Meeting Abstract

53.2  Monday, Jan. 5  You can hide, but you can’t run: trade-offs between muscle activation and transparency in glass catfish JOHNSEN, S.*; KIER, W.M.; Duke Univ.; Univ. of North Carolina, Chapel Hill sjohnsen@duke.edu

While the camouflage aspects of organismal transparency have been fairly well explored, little is known about its physical basis, particularly in more muscular species. We examined two species of silurid catfish, the transparent Kryptopterus minor and the opaque Silurichthys indragiriensis. Stained electron micrographs of longitudinal and transverse sections of muscle fibers were analyzed using Fourier and autocorrelation methods. The myofibrils of K. minor were wider than those of S. indragiriensis (1.13 vs. 0.805 um; p < 0.0001, t-test). This difference has both optical and physiological consequences.

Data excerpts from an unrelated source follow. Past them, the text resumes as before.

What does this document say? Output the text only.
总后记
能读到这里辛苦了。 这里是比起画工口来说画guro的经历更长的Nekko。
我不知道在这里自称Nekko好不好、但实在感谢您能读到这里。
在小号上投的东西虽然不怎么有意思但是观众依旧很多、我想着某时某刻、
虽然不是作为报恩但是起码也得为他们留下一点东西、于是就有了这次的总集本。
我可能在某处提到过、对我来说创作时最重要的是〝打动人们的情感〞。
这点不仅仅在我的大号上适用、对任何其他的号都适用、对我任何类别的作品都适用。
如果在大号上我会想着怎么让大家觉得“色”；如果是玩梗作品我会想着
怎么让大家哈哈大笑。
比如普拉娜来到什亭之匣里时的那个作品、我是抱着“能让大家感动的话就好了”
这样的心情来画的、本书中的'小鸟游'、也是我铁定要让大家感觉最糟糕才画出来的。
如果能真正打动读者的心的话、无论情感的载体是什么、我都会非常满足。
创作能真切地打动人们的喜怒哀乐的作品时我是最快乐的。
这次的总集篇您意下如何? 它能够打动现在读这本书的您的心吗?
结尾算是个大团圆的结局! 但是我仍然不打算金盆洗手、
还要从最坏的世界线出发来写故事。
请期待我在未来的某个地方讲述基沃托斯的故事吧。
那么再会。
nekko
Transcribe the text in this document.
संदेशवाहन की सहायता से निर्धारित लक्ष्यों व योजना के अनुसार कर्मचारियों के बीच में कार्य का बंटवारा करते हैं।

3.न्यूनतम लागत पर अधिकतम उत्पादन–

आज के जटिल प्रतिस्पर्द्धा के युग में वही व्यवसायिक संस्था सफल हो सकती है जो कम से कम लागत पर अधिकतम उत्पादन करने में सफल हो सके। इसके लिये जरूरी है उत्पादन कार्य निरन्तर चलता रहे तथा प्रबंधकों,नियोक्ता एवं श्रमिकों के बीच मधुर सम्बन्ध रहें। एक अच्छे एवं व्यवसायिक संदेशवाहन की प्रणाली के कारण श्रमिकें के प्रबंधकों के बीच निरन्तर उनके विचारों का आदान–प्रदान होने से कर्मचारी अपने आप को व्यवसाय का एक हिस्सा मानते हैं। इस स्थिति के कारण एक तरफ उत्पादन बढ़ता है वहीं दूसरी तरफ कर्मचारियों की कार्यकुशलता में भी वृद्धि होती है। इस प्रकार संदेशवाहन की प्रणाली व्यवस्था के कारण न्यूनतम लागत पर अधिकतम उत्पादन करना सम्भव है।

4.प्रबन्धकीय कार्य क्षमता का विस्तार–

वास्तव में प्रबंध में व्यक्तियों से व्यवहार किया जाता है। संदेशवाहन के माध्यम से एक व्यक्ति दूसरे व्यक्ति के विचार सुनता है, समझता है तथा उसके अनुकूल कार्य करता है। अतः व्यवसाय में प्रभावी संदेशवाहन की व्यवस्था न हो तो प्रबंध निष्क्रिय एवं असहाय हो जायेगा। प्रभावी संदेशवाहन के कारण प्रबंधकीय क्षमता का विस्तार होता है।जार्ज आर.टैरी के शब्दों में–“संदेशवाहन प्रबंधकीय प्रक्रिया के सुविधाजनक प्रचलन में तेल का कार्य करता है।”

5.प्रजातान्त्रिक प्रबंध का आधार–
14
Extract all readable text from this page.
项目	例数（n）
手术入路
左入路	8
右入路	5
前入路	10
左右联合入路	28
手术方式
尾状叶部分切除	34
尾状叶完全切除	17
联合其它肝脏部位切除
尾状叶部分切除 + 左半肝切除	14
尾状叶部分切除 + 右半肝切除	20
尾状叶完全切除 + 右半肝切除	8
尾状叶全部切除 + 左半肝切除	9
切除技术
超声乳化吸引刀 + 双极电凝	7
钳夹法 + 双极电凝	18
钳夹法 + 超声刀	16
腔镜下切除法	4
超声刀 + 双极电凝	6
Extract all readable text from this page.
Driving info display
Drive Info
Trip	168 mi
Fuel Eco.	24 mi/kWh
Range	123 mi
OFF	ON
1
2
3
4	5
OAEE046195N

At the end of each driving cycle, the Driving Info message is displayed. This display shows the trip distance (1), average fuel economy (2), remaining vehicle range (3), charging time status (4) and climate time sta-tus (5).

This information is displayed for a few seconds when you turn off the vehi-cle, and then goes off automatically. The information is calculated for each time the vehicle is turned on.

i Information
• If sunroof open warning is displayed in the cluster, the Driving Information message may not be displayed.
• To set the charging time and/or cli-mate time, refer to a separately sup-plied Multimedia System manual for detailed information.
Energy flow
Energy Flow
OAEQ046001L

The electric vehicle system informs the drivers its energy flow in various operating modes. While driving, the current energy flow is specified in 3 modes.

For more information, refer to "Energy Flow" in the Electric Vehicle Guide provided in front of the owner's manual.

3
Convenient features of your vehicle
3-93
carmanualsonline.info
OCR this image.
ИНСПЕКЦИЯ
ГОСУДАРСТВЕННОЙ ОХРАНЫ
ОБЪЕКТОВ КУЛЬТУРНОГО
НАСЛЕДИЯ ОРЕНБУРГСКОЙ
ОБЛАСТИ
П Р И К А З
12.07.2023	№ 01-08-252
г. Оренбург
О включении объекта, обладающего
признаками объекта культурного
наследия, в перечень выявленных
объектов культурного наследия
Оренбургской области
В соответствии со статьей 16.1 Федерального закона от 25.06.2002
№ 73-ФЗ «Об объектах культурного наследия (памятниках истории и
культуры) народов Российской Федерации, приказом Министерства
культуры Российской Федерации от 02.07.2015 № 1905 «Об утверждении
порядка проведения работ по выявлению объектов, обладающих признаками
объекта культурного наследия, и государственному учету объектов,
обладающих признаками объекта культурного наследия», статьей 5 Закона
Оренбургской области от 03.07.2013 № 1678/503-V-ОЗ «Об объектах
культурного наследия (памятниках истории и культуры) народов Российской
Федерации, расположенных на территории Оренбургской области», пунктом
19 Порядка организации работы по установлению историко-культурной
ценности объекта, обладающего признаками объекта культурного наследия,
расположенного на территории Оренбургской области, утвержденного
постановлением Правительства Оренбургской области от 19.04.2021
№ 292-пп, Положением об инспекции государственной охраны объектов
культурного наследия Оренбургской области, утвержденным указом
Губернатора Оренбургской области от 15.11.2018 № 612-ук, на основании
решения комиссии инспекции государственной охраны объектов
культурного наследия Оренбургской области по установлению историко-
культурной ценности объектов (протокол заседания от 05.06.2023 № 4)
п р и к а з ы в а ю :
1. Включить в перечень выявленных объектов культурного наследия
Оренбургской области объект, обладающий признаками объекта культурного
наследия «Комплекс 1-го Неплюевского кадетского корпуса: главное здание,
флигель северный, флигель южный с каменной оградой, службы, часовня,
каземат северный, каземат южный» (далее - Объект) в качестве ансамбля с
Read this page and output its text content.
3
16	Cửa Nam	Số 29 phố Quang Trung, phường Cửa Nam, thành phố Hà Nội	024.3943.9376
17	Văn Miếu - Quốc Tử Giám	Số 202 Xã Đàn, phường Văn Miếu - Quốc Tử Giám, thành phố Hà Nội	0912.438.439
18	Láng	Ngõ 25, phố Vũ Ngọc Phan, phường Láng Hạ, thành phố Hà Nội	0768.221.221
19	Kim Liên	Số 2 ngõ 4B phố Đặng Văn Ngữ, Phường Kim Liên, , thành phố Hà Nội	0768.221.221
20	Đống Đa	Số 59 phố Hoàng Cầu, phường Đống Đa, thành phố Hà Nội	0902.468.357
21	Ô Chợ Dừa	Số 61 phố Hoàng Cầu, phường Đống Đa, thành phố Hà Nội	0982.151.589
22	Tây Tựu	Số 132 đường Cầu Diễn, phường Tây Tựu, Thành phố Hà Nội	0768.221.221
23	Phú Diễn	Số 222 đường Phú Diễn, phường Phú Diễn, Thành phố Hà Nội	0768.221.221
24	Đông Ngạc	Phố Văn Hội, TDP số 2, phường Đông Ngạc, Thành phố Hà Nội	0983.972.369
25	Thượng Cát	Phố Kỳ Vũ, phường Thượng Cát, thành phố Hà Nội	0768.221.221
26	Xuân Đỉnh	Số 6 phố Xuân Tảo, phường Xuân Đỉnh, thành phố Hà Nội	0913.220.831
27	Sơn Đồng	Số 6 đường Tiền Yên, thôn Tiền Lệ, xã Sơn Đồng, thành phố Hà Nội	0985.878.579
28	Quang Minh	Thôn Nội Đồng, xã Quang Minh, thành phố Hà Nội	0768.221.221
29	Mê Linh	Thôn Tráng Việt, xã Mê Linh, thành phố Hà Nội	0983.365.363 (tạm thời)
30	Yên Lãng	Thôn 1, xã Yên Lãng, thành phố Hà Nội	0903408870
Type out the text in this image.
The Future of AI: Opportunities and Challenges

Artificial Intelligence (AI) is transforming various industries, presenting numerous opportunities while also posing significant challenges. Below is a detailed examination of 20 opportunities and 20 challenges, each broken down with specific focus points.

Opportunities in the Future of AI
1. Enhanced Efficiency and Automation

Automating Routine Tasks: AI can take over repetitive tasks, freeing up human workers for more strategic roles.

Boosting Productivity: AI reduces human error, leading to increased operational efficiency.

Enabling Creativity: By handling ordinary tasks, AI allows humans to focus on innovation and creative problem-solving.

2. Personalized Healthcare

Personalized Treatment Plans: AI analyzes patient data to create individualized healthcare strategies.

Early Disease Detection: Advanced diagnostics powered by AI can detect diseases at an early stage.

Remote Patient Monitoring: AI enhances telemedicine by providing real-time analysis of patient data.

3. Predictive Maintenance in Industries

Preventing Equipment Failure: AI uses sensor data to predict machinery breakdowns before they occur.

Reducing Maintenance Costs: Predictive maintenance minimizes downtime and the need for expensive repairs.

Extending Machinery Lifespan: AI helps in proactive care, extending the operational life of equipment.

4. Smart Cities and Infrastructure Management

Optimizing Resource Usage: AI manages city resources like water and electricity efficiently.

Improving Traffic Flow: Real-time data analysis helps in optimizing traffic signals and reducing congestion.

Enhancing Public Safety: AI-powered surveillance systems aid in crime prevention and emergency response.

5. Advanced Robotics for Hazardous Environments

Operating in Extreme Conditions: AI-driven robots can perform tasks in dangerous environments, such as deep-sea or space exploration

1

While the myofilament lattice is essentially crystalline and highly transparent, each myofibril is bounded by the sarcoplasmic reticulum (SR), which has a much lower refractive index and scatters light. Because light attenuation is exponential and there are thousands of such interfaces along the light path through the animal, a 30% reduction in the number of interfaces due to larger myofibrils can significantly affect transparency. While exact values are impossible due to lack of knowledge about the width and orientation of the SR, modeling of light transmission using matrix methods showed increases in light transmission of 2 to 5 fold. However, larger myofibrils cannot be activated or deactivated as rapidly because the calcium sequestered in the SR must diffuse over larger distances. Because diffusion time is proportional to the square of distance, the observed 30% increase in myofibril size leads to a doubling of diffusion time. K. minor is indeed less agile than S. indragiriensis, as is true of many transparent species, and it is possible that this difference in myofibril size is a factor in the evolutionary trade-off between transparency and organismal function.